Phylogenetic analysis
Phylogenetic trees representing the evolutionary relationship between the tissue samples sequenced from each patient were inferred by comparing lists of mutations in each lesion as described by Izumchenko and colleagues (34). Briefly, a lesion that contained all mutations present in another lesion was considered its ancestor. If there was no such lesion, putative precursors were inferred from the set of mutations common to multiple lesions. Lesions with no genetic alterations were considered parallel branches, although an alternative phylogenetic tree could have been created if these lesions were considered ancestors of lesions with mutations. All phylogenetic trees were drawn with a common stem (trunk), which represents the normal, that is, diploid, genome.
Immunohistochemistry
Immunohistochemistry (IHC) was performed using the following primary antibodies: MLH1 (1:25; clone ES05, catalog No. M3640, Dako, Agilent Pathology Solutions, Agilent), MSH2 (ready-to-use; clone FE11, catalog No. IR085, Dako), MSH6 (ready-to-use; clone EP49, catalog No. IR086, Dako), PMS2 (1:50; clone EP51, catalog No. M3647, Dako) and TP53 (1:50; clone DO-7, catalog No. M7001, Dako). Heat-induced antigen retrieval was performed in Target Retrieval Solution, pH 9.0 (Tris/EDTA, 1:10; catalog No. S2367, Dako) in a water bath at 95 °C for 20 minutes. Detection was done using the EnVision Detection System, Peroxidase/DAB, Rabbit/Mouse (catalog No. K5007, Dako) according to the manufacturer's instructions with slight modifications. All stainings were validated by internal and/or external positive controls as well as negative control specimens. IHC stainings were evaluated by two pathologists (D. Hirsch and T. Gaiser). Tumor samples lacking nuclear staining for MLH1, MSH2, MSH6, and/or PMS2 were considered microsatellite instable while tumor samples with retained expression of MLH1, MSH2, MSH6, and PMS2 in the tumor cells were considered microsatellite stable.

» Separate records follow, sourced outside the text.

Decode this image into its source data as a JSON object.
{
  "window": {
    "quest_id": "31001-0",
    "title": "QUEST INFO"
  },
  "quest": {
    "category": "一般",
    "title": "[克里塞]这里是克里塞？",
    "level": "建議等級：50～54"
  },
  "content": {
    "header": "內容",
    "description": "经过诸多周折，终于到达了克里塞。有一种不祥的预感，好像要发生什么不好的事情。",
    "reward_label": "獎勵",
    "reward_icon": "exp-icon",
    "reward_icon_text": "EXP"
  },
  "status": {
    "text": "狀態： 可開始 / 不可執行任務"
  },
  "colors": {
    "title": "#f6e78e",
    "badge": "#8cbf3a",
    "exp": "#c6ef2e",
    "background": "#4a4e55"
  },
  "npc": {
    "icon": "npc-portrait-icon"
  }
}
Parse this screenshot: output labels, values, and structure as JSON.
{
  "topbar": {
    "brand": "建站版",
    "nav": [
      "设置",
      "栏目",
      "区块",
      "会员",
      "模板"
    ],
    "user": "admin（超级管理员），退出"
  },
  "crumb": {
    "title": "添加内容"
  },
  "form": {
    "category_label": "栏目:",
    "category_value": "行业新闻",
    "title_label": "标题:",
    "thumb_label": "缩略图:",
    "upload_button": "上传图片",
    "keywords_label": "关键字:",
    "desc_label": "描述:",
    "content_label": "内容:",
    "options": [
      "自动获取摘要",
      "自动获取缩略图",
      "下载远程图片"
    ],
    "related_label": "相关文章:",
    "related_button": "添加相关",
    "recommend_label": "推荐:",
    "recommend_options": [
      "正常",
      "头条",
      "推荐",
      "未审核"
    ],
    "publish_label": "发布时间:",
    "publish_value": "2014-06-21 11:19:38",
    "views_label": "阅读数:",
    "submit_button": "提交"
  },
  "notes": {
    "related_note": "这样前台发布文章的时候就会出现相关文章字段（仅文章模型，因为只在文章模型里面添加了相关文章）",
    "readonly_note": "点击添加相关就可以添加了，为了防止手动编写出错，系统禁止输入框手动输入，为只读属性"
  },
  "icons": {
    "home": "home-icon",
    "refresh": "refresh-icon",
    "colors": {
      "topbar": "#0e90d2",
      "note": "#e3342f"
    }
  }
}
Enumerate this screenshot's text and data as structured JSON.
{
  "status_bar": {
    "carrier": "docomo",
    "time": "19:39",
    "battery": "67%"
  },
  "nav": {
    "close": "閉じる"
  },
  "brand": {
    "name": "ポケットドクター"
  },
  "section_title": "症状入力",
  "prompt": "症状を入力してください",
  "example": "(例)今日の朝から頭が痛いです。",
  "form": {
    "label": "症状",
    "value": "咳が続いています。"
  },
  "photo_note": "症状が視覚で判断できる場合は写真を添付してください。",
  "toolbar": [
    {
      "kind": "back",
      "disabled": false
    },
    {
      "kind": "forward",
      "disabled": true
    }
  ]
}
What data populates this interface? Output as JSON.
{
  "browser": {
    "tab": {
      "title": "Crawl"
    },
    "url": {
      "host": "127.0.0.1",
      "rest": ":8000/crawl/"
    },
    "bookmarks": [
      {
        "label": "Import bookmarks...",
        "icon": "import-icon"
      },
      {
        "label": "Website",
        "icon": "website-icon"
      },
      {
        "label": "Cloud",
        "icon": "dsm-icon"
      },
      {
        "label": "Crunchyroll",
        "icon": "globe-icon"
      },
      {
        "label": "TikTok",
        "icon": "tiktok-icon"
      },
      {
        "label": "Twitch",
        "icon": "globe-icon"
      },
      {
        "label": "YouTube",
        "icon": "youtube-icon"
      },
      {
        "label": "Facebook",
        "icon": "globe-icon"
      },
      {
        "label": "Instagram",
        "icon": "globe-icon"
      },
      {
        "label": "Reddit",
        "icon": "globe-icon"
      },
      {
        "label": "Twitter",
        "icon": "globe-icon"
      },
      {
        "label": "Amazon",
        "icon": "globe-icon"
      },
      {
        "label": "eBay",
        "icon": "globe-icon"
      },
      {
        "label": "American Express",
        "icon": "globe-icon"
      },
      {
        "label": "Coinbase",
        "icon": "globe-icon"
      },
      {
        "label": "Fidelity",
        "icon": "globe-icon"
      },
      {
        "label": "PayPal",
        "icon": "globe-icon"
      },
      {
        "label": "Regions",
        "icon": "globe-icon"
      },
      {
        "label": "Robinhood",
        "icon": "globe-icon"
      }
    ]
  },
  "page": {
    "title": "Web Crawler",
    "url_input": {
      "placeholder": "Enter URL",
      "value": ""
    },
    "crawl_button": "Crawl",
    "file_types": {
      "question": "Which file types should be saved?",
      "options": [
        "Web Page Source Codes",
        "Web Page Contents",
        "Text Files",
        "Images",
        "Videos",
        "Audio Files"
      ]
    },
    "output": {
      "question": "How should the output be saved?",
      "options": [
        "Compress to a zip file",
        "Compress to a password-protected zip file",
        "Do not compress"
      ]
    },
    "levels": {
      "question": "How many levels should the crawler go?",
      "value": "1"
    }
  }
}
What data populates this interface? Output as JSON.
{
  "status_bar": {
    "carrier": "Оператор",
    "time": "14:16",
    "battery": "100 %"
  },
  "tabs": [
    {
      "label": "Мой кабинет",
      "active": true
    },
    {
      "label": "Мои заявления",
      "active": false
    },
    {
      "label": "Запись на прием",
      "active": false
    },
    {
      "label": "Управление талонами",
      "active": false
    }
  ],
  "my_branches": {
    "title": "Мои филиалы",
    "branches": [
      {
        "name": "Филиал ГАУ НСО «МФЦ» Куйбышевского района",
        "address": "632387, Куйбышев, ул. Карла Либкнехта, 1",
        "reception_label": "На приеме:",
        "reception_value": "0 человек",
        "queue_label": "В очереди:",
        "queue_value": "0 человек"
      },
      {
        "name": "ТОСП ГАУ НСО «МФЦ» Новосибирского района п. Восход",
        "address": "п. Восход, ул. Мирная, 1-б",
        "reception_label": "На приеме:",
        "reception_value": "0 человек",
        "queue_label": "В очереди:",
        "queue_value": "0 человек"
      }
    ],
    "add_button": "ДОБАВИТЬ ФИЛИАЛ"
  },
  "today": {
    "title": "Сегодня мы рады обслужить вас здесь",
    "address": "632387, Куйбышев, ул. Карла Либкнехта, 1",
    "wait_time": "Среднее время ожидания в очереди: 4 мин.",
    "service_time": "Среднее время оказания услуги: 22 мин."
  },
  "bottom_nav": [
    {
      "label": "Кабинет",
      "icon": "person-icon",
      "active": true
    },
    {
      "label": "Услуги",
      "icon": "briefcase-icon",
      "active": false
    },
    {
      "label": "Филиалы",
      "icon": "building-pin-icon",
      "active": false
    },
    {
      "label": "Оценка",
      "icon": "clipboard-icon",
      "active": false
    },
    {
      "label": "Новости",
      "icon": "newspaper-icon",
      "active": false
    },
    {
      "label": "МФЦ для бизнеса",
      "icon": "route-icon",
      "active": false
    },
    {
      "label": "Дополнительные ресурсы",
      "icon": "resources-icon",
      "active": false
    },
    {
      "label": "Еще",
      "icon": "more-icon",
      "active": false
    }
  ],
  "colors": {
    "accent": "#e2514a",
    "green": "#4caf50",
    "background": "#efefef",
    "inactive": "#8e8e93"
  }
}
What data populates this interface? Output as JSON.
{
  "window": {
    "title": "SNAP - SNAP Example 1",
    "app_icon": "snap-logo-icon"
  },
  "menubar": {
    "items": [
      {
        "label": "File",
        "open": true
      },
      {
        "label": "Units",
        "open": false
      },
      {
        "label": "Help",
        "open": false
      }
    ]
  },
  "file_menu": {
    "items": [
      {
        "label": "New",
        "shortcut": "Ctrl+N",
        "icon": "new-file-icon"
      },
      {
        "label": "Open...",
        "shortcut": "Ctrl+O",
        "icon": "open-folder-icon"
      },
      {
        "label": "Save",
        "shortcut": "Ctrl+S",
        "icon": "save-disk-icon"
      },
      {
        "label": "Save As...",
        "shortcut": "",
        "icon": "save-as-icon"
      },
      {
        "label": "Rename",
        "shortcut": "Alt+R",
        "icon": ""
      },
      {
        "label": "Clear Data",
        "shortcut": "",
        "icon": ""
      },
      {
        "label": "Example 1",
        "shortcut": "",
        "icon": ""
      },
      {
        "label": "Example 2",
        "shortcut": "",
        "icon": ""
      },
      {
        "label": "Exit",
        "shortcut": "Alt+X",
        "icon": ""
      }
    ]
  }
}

TP53 staining could be classified into four staining patterns according to nuclear staining intensity and distribution of positive cells as published by Sato and colleagues (35): (i) sporadic: only a few of weakly positive cells were sporadically dispersed in a tubule, (ii) scattered: a small number of weakly positive cells were focused in a tubule, (iii) nested: moderate to strongly positive cells were aggregated in restricted areas of tubule, and (iv) diffuse: strongly positive cells existed in most areas of tubules, and (v) negative: tubule did not contain a single TP53 positive nucleus. Alternatively, TP53 immunoreactivity could be classified into three basic patterns according to nuclear staining intensity and distribution of positive cells as published by Noffsinger and colleagues (36): (i) isolated immunoreactive cells in the crypt bases, (ii) strongly positive cells confined to the basal half of the glands, and (iii) diffusely staining cells. Microscopy images were acquired with a digital microscope and scanner M8 (PreciPoint GmbH).
Statistical analysis
Statistical analysis was performed using GraphPad Prism software version 7.03 (GraphPad Software; www.graphpad.com). Differences in clinicopathologic variables were estimated by unpaired t test (age), Fisher's exact test (sex), or χ2 test (stage and location). For all statistical tests involving molecular data, only microsatellite stable, non-hypermutated CRCs were considered. Differences in SCNAs between CD-CRC and sporadic mucinous CRC were estimated using Mann–Whitney test (number of SCNAs, fraction of genome altered by SCNAs) or Fisher's exact test with correction for multiple comparisons via false discovery rate (FDR; arm-level SCNA frequencies). Differences in gene mutation frequencies between CD-CRC and sporadic mucinous CRC were estimated using Fisher's exact test; no multiplicity adjustment was done here because significant differences in mutation rates were restricted to those genes with the highest mutation frequencies in sporadic mucinous CRC (APC, TP53, and SMAD3) rather than distributing uniformly in the whole gene list, indicating their disease-related nature.
Results
Clinicopathologic characteristics of CD-CRCs
Our cohort comprised 28 patients with CD who developed CRC (Table 1; Supplementary Table S2). Patients with CD were diagnosed with CRC at a relatively young age (median 50 years) and had a long history of CD (median 24 years). The majority of CD-CRCs (53%) were located in the rectum, followed by the right hemicolon (34%; Supplementary Fig. S2A). Mucinous and/or signet ring cell histology was observed in two-thirds of the CD-CRCs (Fig. 1A; Supplementary Figs. S2B–S2D and S3). Two CD-CRCs were high-level microsatellite instable (MSI-H), and one CD-CRC was microsatellite stable but showed a POLE mutation resulting in hypermutation (Supplementary Figs. S4 and S5). The reference group of sporadic mucinous CRCs differed significantly from CD-CRCs in terms of age at CRC diagnosis (P = 0.0001, unpaired t test) and CRC location (P = 0.04; χ2 test), reflecting the different etiology of CRC (Table 1; Supplementary Table S3). The two CRC groups of different etiology were matched in terms of sex (P = 0.57; Fisher's exact test) and tumor stage at diagnosis (P = 0.31; χ2 test).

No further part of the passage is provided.